Genetic diversity and population structure analysis

Filtered SNPs were subjected to linkage disequilibrium (LD)-based filtering for population structure analysis. The selected SNP-containing VCF file was converted to PHY format using the vcf2phylip.py script. Phylogenetic tree construction was performed using PHYLIP (v3.697)52, with the parameters set as follows: seqboot.bar (R 100 Y 9), dnadist.par (T 2 M D 100 2 Y), neighbor.par (M 100 9 Y), and consense.par (Y). The resulting phylogenetic tree was visually refined using Evolview53. For principal component analysis (PCA), the VCF file was converted to PLINK format using PLINK (v1.9)42, with the parameter --allow-extra-chr. Population structure analysis was conducted using Admixture54. Since the number of genetic clusters was unknown, the range of K values was set from 2 to n, allowing the software to infer population subdivisions based on the specified K values. Admixture calculated the maximum likelihood estimate for each K value, with higher likelihood values indicating a better fit to the actual population structure. In this study, K values were set from 2 to 5, and STRUCTURE calculations were performed for each K value to infer the genetic structure of the population. We calculated within-population genetic diversity (π) and between-population divergence.

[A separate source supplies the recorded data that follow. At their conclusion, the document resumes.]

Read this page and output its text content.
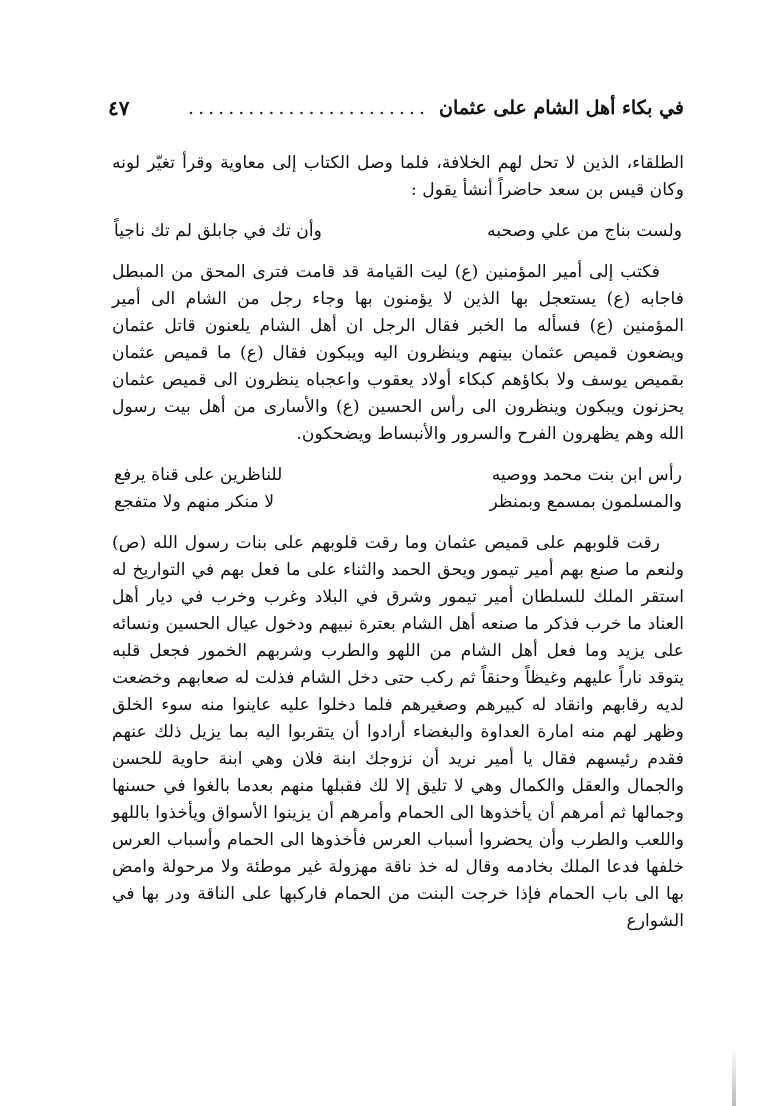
في بكاء أهل الشام على عثمان
........................
٤٧

الطلقاء، الذين لا تحل لهم الخلافة، فلما وصل الكتاب إلى معاوية وقرأ تغيّر لونه وكان قيس بن سعد حاضراً أنشأ يقول :

ولست بناج من علي وصحبه
وأن تك في جابلق لم تك ناجياً

فكتب إلى أمير المؤمنين (ع) ليت القيامة قد قامت فترى المحق من المبطل فاجابه (ع) يستعجل بها الذين لا يؤمنون بها وجاء رجل من الشام الى أمير المؤمنين (ع) فسأله ما الخبر فقال الرجل ان أهل الشام يلعنون قاتل عثمان ويضعون قميص عثمان بينهم وينظرون اليه ويبكون فقال (ع) ما قميص عثمان بقميص يوسف ولا بكاؤهم كبكاء أولاد يعقوب واعجباه ينظرون الى قميص عثمان يحزنون ويبكون وينظرون الى رأس الحسين (ع) والأسارى من أهل بيت رسول الله وهم يظهرون الفرح والسرور والأنبساط ويضحكون.

رأس ابن بنت محمد ووصيه
للناظرين على قناة يرفع
والمسلمون بمسمع وبمنظر
لا منكر منهم ولا متفجع

رقت قلوبهم على قميص عثمان وما رقت قلوبهم على بنات رسول الله (ص) ولنعم ما صنع بهم أمير تيمور ويحق الحمد والثناء على ما فعل بهم في التواريخ له استقر الملك للسلطان أمير تيمور وشرق في البلاد وغرب وخرب في ديار أهل العناد ما خرب فذكر ما صنعه أهل الشام بعترة نبيهم ودخول عيال الحسين ونسائه على يزيد وما فعل أهل الشام من اللهو والطرب وشربهم الخمور فجعل قلبه يتوقد ناراً عليهم وغيظاً وحنقاً ثم ركب حتى دخل الشام فذلت له صعابهم وخضعت لديه رقابهم وانقاد له كبيرهم وصغيرهم فلما دخلوا عليه عاينوا منه سوء الخلق وظهر لهم منه امارة العداوة والبغضاء أرادوا أن يتقربوا اليه بما يزيل ذلك عنهم فقدم رئيسهم فقال يا أمير نريد أن نزوجك ابنة فلان وهي ابنة حاوية للحسن والجمال والعقل والكمال وهي لا تليق إلا لك فقبلها منهم بعدما بالغوا في حسنها وجمالها ثم أمرهم أن يأخذوها الى الحمام وأمرهم أن يزينوا الأسواق ويأخذوا باللهو واللعب والطرب وأن يحضروا أسباب العرس فأخذوها الى الحمام وأسباب العرس خلفها فدعا الملك بخادمه وقال له خذ ناقة مهزولة غير موطئة ولا مرحولة وامض بها الى باب الحمام فإذا خرجت البنت من الحمام فاركبها على الناقة ودر بها في الشوارع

Pairwise fixation indices (Fst) were computed using VCFtools (v0.1.16)55 to gauge the level of genetic differentiation between each pair of populations.

Linkage disequilibrium and demographic inference

We evaluated linkage disequilibrium (LD) decay in each durian population by calculating the correlation coefficient (r²) between pairs of SNPs at varying distances. For each population, r² was averaged in bins of physical distance, and the decay of LD with distance was plotted. The point at which r² drops to half of its maximum value was used as an indicator of the LD decay rate, reflecting historical recombination and effective population size. Faster LD decay implies higher recombination or more diverse haplotypes in that population. We also used population allele frequency spectra and the extent of diversity to infer whether any populations showed signs of past bottlenecks or expansions.

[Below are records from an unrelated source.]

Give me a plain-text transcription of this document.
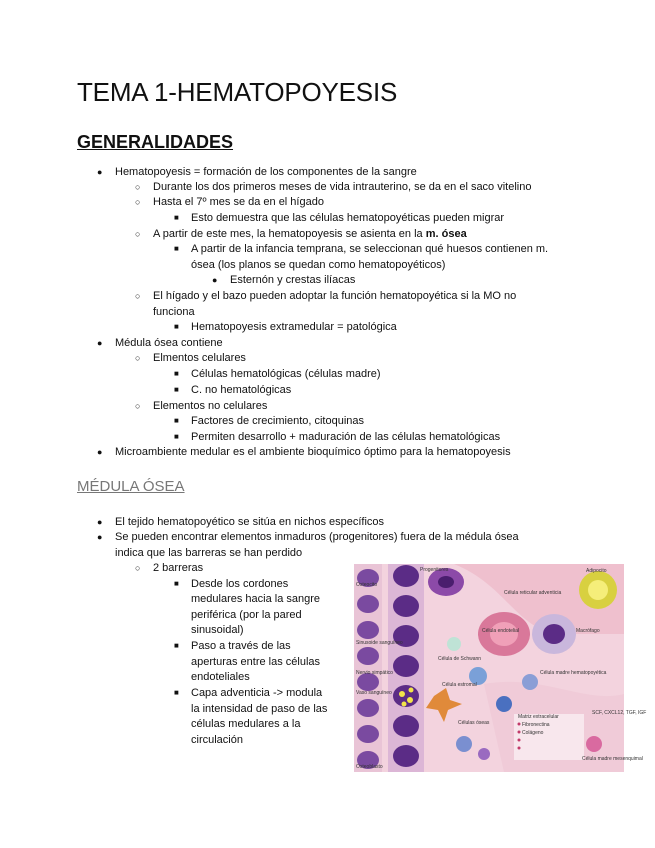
TEMA 1-HEMATOPOYESIS
GENERALIDADES
● Hematopoyesis = formación de los componentes de la sangre
○ Durante los dos primeros meses de vida intrauterino, se da en el saco vitelino
○ Hasta el 7º mes se da en el hígado
■ Esto demuestra que las células hematopoyéticas pueden migrar
○ A partir de este mes, la hematopoyesis se asienta en la m. ósea
■ A partir de la infancia temprana, se seleccionan qué huesos contienen m.
ósea (los planos se quedan como hematopoyéticos)
● Esternón y crestas ilíacas
○ El hígado y el bazo pueden adoptar la función hematopoyética si la MO no
funciona
■ Hematopoyesis extramedular = patológica
● Médula ósea contiene
○ Elmentos celulares
■ Células hematológicas (células madre)
■ C. no hematológicas
○ Elementos no celulares
■ Factores de crecimiento, citoquinas
■ Permiten desarrollo + maduración de las células hematológicas
● Microambiente medular es el ambiente bioquímico óptimo para la hematopoyesis
MÉDULA ÓSEA
● El tejido hematopoyético se sitúa en nichos específicos
● Se pueden encontrar elementos inmaduros (progenitores) fuera de la médula ósea
indica que las barreras se han perdido
○ 2 barreras
■ Desde los cordones
medulares hacia la sangre
periférica (por la pared
sinusoidal)
■ Paso a través de las
aperturas entre las células
endoteliales
■ Capa adventicia -> modula
la intensidad de paso de las
células medulares a la
circulación
Osteocito
Progenitores
Célula reticular adventicia
Adipocito
Célula endotelial	Macrófago
Sinusoide sanguíneo
Célula de Schwann
Nervio simpático	Célula madre hematopoyética
Vaso sanguíneo
Células óseas
Célula estromal
Matriz extracelular
Fibronectina
Colágeno
Osteoblasto
Célula madre mesenquimal
SCF, CXCL12, TGF, IGF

Detection of selective sweeps and candidate genes

To identify genomic regions and genes under selection, we scanned the genome for signatures of selective sweeps. Two complementary approaches were used: (1) Population differentiation (Fst) outlier analysis: We looked for genomic windows 50 kb windows sliding across the genome) with exceptionally high Fst values between populations, indicating loci that differ markedly and might have been targets of divergent selection. (2) Reduction in genetic diversity: We calculated the ratio of nucleotide diversity (π) between populations (or compared π in each population to the overall π) to find regions of unusually low diversity in one or more populations, a hallmark of recent selective sweeps. We also computed Tajima’s D in sliding windows to detect deviations from neutral allele frequency spectra. Regions simultaneously showing high between-population Fst, low within-population diversity, and extreme Tajima’s D were flagged as candidate sweep regions. Functional annotation of genes was performed using eggNOG-mapper v256 based on the eggNOG orthology database.

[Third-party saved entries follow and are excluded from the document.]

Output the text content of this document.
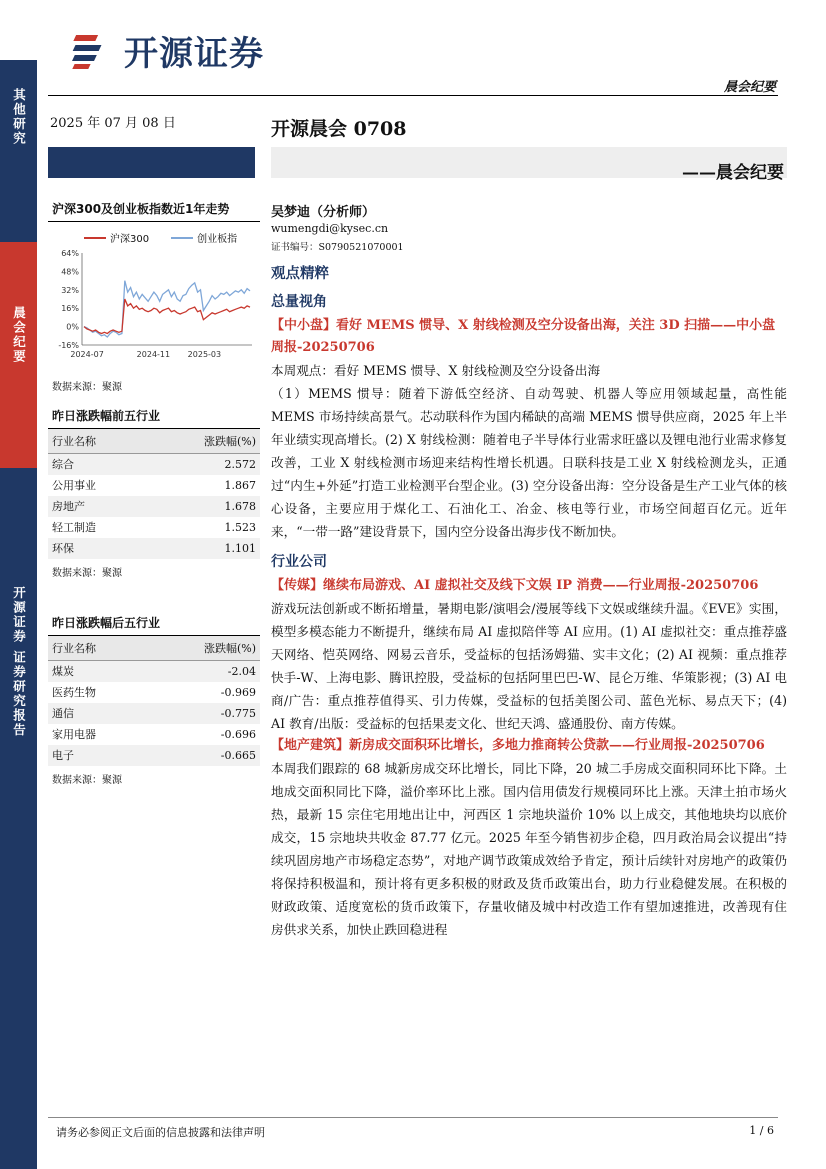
其他研究
晨会纪要
开源证券 证券研究报告
开源证券
晨会纪要
2025 年 07 月 08 日	开源晨会 0708
——晨会纪要
沪深300及创业板指数近1年走势
沪深300	创业板指
64%
48%
32%
16%
0%
-16%
2024-07	2024-11 2025-03
数据来源：聚源
昨日涨跌幅前五行业
行业名称	涨跌幅(%)
综合	2.572
公用事业	1.867
房地产	1.678
轻工制造	1.523
环保	1.101
数据来源：聚源
昨日涨跌幅后五行业
行业名称	涨跌幅(%)
煤炭	-2.04
医药生物	-0.969
通信	-0.775
家用电器	-0.696
电子	-0.665
数据来源：聚源
吴梦迪（分析师）
wumengdi@kysec.cn
证书编号：S0790521070001
观点精粹
总量视角
【中小盘】看好 MEMS 惯导、X 射线检测及空分设备出海，关注 3D 扫描——中小盘周报-20250706
本周观点：看好 MEMS 惯导、X 射线检测及空分设备出海
（1）MEMS 惯导：随着下游低空经济、自动驾驶、机器人等应用领域起量，高性能 MEMS 市场持续高景气。芯动联科作为国内稀缺的高端 MEMS 惯导供应商，2025 年上半年业绩实现高增长。(2) X 射线检测：随着电子半导体行业需求旺盛以及锂电池行业需求修复改善，工业 X 射线检测市场迎来结构性增长机遇。日联科技是工业 X 射线检测龙头，正通过“内生+外延”打造工业检测平台型企业。(3) 空分设备出海：空分设备是生产工业气体的核心设备，主要应用于煤化工、石油化工、冶金、核电等行业，市场空间超百亿元。近年来，“一带一路”建设背景下，国内空分设备出海步伐不断加快。
行业公司
【传媒】继续布局游戏、AI 虚拟社交及线下文娱 IP 消费——行业周报-20250706
游戏玩法创新或不断拓增量，暑期电影/演唱会/漫展等线下文娱或继续升温。《EVE》实围，模型多模态能力不断提升，继续布局 AI 虚拟陪伴等 AI 应用。(1) AI 虚拟社交：重点推荐盛天网络、恺英网络、网易云音乐，受益标的包括汤姆猫、实丰文化；(2) AI 视频：重点推荐快手-W、上海电影、腾讯控股，受益标的包括阿里巴巴-W、昆仑万维、华策影视；(3) AI 电商/广告：重点推荐值得买、引力传媒，受益标的包括美图公司、蓝色光标、易点天下；(4) AI 教育/出版：受益标的包括果麦文化、世纪天鸿、盛通股份、南方传媒。
【地产建筑】新房成交面积环比增长，多地力推商转公贷款——行业周报-20250706
本周我们跟踪的 68 城新房成交环比增长，同比下降，20 城二手房成交面积同环比下降。土地成交面积同比下降，溢价率环比上涨。国内信用债发行规模同环比上涨。天津土拍市场火热，最新 15 宗住宅用地出让中，河西区 1 宗地块溢价 10% 以上成交，其他地块均以底价成交，15 宗地块共收金 87.77 亿元。2025 年至今销售初步企稳，四月政治局会议提出“持续巩固房地产市场稳定态势”，对地产调节政策成效给予肯定，预计后续针对房地产的政策仍将保持积极温和，预计将有更多积极的财政及货币政策出台，助力行业稳健发展。在积极的财政政策、适度宽松的货币政策下，存量收储及城中村改造工作有望加速推进，改善现有住房供求关系，加快止跌回稳进程
请务必参阅正文后面的信息披露和法律声明	1 / 6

Statistics and reproducibility

No statistical tests were used in this study, as the analyses were based on whole-genome resequencing and population-level genomic comparisons. Genotype data were generated from 114 biologically independent durian accessions. Each accession represents a distinct individual sampled from geographically diverse cultivation areas. Variant calling, population structure, and diversity analyses were performed using standard bioinformatics tools with default parameters as described. All analyses were conducted using publicly available software, and the results were consistent across the dataset. No experiments were repeated, as the data were not generated from replicated experimental conditions but rather represent natural genetic variation across independent samples. Where applicable, population genetic statistics such as nucleotide diversity (π), fixation index (Fst), and linkage disequilibrium decay (r²) were calculated using VCFtools (v0.1.16)55 and custom scripts. Parameters and sample groupings are provided in the “Methods” and Supplementary Tables. No formal hypothesis testing was conducted.